Przykro jest patrzeć na takich osobników. Tym razem mamy dla Was materiał, na którym znajdują się szeryfowie widziani z powietrza. Pewien użytkownik drona postanowił pokazać ich zachowanie na jednym ze zjazdów, który znajduje się przy autostradzie A4 przebiegającej przez Katowice.

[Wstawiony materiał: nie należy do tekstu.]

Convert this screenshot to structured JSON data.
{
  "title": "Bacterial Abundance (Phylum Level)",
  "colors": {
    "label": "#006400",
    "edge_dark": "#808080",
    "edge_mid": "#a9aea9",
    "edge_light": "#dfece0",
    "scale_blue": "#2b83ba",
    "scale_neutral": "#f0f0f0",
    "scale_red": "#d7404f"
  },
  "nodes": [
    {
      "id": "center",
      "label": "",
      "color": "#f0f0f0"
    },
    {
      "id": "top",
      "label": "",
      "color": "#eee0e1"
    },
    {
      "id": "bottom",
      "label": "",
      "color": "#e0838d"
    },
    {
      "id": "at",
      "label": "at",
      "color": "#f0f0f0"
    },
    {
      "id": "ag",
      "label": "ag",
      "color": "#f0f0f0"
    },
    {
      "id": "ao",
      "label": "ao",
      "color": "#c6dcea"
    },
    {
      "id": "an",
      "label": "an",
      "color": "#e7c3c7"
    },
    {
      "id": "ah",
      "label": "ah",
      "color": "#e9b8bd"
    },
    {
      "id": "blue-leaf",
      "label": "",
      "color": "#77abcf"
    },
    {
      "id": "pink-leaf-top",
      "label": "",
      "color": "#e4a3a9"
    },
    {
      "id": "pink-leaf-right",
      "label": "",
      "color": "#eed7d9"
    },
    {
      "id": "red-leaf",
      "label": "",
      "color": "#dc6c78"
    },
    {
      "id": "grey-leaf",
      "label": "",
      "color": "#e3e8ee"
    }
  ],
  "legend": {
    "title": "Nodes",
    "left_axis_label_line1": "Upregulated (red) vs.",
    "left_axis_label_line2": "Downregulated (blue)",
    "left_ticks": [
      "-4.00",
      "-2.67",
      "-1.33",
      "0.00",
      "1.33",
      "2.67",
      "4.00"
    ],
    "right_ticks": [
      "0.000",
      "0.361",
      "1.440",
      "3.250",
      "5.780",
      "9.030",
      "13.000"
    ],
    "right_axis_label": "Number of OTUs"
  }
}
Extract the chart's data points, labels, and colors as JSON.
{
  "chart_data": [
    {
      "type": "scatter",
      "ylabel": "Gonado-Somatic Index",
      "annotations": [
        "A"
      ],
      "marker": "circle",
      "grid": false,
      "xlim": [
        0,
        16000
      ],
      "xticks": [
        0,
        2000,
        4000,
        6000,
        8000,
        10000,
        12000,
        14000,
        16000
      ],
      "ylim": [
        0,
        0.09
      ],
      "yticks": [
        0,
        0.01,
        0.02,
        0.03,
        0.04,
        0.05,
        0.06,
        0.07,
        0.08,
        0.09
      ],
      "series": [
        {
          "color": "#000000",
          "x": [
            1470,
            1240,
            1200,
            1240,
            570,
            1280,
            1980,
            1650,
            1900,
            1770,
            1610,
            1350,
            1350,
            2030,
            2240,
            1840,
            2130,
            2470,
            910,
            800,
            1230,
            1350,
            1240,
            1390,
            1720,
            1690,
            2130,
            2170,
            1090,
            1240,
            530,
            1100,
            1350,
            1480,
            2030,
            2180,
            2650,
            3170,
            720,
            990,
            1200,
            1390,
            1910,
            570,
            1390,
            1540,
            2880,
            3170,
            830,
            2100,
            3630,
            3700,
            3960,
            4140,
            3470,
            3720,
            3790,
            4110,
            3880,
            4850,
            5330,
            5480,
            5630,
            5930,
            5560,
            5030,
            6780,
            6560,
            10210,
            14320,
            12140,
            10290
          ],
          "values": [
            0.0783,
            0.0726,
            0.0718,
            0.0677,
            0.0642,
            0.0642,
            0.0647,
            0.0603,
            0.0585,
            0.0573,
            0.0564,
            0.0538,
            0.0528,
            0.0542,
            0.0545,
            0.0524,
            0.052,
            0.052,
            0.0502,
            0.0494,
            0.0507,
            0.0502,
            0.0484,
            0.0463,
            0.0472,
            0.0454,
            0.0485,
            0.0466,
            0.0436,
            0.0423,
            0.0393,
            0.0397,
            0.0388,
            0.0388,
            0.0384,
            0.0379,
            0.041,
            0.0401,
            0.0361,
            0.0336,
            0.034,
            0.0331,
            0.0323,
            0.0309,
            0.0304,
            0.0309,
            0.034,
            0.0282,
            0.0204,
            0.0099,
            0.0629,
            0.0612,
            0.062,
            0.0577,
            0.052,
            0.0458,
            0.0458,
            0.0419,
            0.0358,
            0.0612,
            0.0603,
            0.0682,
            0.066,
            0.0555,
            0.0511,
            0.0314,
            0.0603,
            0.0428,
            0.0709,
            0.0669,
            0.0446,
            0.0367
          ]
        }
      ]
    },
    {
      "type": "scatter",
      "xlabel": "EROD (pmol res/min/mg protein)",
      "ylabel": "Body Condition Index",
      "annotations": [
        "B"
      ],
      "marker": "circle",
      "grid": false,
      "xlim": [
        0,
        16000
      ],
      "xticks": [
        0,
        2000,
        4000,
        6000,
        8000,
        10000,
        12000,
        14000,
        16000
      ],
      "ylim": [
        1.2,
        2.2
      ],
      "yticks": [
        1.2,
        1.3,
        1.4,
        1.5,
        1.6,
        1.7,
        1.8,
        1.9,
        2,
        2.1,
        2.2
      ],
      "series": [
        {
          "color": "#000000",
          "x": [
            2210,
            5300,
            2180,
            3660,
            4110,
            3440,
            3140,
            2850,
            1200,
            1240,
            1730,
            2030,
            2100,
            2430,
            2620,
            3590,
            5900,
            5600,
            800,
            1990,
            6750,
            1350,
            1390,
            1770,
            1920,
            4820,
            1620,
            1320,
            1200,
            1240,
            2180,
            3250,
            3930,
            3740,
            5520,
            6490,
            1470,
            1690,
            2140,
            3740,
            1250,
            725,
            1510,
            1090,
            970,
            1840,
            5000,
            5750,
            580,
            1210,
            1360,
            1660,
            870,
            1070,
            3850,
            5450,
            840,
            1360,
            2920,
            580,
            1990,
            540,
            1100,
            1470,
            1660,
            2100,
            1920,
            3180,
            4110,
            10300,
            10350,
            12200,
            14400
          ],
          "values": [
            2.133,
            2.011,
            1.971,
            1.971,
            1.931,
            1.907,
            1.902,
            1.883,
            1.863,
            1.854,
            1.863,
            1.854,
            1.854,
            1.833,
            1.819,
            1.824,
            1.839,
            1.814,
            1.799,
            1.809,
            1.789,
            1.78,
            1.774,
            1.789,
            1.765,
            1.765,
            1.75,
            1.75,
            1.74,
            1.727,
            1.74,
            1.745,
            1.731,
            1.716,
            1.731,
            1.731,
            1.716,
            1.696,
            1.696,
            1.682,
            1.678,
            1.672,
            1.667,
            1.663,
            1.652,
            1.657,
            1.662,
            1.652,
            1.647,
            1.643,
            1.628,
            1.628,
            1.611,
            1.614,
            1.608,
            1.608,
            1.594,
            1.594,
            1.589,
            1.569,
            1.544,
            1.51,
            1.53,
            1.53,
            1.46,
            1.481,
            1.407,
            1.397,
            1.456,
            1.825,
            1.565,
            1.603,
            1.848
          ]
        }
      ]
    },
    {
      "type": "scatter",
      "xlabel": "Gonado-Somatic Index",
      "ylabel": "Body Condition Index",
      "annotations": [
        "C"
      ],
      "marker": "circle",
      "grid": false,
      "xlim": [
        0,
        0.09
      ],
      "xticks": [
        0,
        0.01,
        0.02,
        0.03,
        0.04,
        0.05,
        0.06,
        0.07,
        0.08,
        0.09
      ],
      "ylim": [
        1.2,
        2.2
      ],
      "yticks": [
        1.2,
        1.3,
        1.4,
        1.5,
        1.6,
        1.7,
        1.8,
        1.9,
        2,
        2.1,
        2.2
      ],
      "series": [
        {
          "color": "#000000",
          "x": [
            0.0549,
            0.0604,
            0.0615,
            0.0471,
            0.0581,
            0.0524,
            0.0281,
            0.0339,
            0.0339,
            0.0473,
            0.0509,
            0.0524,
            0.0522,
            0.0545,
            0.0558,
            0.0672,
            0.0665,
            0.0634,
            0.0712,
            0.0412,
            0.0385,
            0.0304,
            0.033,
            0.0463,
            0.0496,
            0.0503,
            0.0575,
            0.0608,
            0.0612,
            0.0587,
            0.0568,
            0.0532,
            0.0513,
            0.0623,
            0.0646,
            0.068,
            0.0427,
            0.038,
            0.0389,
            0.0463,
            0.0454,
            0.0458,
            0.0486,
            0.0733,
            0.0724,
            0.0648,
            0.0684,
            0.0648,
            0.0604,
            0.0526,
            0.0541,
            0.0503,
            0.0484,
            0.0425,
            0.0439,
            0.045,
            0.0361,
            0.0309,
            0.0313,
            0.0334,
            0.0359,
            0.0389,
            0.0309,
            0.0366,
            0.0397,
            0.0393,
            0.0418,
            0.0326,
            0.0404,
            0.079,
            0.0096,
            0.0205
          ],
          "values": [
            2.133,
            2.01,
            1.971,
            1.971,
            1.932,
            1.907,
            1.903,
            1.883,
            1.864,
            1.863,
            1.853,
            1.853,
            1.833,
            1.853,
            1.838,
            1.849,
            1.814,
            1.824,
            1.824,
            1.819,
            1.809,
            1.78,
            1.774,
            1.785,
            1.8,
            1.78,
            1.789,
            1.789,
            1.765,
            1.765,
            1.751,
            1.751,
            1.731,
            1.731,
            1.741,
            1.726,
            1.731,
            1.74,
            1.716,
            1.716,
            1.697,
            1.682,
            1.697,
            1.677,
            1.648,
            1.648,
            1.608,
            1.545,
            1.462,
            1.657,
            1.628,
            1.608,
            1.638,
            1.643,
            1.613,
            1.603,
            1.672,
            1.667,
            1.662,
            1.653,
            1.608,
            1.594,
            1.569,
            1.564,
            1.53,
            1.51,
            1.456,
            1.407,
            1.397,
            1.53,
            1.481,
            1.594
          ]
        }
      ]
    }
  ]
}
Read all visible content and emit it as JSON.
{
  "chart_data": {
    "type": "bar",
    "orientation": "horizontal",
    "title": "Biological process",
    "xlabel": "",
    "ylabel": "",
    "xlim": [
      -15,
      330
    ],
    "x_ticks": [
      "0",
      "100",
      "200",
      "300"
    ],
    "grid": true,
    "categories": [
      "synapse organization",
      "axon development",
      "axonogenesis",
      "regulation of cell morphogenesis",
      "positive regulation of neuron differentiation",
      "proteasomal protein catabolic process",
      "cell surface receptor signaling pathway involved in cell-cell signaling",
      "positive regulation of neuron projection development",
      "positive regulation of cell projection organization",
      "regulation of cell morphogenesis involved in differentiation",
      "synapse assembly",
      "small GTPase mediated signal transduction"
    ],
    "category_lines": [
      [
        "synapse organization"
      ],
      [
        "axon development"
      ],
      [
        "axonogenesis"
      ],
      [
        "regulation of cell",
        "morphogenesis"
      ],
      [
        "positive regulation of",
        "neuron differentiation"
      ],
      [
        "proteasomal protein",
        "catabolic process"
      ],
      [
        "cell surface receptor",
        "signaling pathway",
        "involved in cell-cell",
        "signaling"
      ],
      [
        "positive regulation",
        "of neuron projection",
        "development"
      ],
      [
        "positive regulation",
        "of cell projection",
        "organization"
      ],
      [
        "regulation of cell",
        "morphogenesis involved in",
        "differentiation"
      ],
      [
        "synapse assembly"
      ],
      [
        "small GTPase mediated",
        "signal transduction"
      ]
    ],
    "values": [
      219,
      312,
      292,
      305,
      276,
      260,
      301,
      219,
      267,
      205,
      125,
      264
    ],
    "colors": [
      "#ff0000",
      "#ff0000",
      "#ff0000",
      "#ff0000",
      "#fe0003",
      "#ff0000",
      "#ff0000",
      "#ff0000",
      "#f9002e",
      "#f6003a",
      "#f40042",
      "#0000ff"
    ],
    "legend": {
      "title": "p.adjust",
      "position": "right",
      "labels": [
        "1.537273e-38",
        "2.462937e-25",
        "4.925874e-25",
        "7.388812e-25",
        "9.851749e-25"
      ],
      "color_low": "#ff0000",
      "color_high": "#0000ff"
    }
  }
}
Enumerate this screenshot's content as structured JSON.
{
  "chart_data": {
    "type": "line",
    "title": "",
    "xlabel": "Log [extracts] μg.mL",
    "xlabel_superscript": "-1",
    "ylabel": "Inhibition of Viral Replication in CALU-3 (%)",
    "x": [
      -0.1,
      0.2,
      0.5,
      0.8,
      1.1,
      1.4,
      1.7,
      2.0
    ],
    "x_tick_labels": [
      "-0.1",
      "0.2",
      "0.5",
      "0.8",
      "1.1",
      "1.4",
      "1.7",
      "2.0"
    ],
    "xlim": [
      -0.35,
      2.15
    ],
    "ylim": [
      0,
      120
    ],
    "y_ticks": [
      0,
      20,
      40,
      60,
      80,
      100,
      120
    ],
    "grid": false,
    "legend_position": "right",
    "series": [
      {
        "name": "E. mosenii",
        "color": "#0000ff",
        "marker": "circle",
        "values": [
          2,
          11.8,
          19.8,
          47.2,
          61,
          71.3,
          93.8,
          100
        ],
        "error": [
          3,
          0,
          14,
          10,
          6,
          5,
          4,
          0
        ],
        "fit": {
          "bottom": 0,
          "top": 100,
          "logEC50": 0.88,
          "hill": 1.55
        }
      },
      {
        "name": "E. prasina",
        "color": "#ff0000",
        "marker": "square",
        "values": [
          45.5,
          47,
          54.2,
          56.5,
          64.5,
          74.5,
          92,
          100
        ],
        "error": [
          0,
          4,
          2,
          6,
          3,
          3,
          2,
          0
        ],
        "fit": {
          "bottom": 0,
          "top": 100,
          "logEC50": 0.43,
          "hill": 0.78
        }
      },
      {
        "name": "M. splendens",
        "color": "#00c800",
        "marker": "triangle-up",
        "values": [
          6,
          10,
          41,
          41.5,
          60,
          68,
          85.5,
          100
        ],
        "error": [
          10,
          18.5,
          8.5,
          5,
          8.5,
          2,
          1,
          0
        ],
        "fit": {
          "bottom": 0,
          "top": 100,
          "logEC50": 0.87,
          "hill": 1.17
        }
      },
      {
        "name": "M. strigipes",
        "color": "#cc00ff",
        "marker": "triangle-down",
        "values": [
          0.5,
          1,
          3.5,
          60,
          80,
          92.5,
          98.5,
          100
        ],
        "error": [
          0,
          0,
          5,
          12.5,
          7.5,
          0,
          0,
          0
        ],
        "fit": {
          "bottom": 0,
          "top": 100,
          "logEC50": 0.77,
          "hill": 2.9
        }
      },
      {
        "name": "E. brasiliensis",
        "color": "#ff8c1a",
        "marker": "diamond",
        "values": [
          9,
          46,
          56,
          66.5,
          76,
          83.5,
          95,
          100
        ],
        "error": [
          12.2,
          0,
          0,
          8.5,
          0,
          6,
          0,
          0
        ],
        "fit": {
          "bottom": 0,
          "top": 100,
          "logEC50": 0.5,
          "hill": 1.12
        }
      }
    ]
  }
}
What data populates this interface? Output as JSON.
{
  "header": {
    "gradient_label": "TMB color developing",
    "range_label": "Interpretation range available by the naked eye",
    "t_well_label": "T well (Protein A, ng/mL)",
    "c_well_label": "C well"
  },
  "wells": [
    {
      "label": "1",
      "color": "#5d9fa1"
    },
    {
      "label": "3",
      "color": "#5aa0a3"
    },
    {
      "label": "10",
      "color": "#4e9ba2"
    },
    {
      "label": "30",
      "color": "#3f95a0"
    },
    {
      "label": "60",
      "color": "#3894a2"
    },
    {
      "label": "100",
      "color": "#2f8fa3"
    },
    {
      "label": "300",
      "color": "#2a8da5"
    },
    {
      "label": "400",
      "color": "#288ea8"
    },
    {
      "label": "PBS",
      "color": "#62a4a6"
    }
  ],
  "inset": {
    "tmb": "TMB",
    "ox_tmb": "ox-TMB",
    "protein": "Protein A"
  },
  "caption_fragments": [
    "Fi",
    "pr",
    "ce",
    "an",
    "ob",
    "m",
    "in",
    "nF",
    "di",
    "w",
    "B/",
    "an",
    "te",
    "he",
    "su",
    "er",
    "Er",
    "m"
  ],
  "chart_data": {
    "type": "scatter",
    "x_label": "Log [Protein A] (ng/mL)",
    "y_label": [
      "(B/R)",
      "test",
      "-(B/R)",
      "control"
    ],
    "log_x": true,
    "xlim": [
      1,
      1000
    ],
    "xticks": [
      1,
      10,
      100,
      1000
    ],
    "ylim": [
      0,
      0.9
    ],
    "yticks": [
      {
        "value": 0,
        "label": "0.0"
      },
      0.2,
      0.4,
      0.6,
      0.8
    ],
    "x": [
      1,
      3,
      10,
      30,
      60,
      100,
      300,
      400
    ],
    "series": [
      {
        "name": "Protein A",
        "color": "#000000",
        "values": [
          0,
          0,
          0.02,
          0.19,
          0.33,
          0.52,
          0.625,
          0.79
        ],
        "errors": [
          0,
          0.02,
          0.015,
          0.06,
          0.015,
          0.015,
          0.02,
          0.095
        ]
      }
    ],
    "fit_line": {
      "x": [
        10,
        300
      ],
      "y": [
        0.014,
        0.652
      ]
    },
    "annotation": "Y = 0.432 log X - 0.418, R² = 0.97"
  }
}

Obowiązkowa jazda na suwak? Zapomnijcie. Ta grupa samozwańczych włodarzy drogi uważa, że trzeba jeździć inaczej. Sznur samochodów znajdujących się na prawym pasie dzień w dzień tworzy korek jeszcze na autostradzie. Tymczasem do użycia jest spory odcinek lewego pasa, który jest zazwyczaj pusty.
Celowe blokowanie
Wystarczy zjechać na sąsiedni tor jazdy i skrócić kolejkę wpuszczając się na zasadzie „jeden za jednego”. Takie to proste, a jednocześnie – tak skomplikowane. Wszystko za sprawą osób, które blokują pusty pas, żeby przypadkiem nikt inny nie znalazł się przed nimi.
Tacy kierowcy nie wiedzą, że po to jest drugi pas, żeby z niego tak samo korzystać. Uważają, że należy innych blokować i wstrzymywać nielegalnie ruch. Jeden z zablokowanych uczestników ruchu wysiadł z auta i zaczął nagrywać blokującego. Wtedy ten drugi sobie odpuścił.
Pamiętajmy, że jazda na suwak to nasz obowiązek, jeżeli tylko infrastruktura na to pozwala. Blokowanie jakiegokolwiek odcinka drogowego podlega karze. Pozostaje mieć nadzieję, że policja w końcu weźmie się za takich kierowców na tym odcinku, bo to ma miejsce codziennie.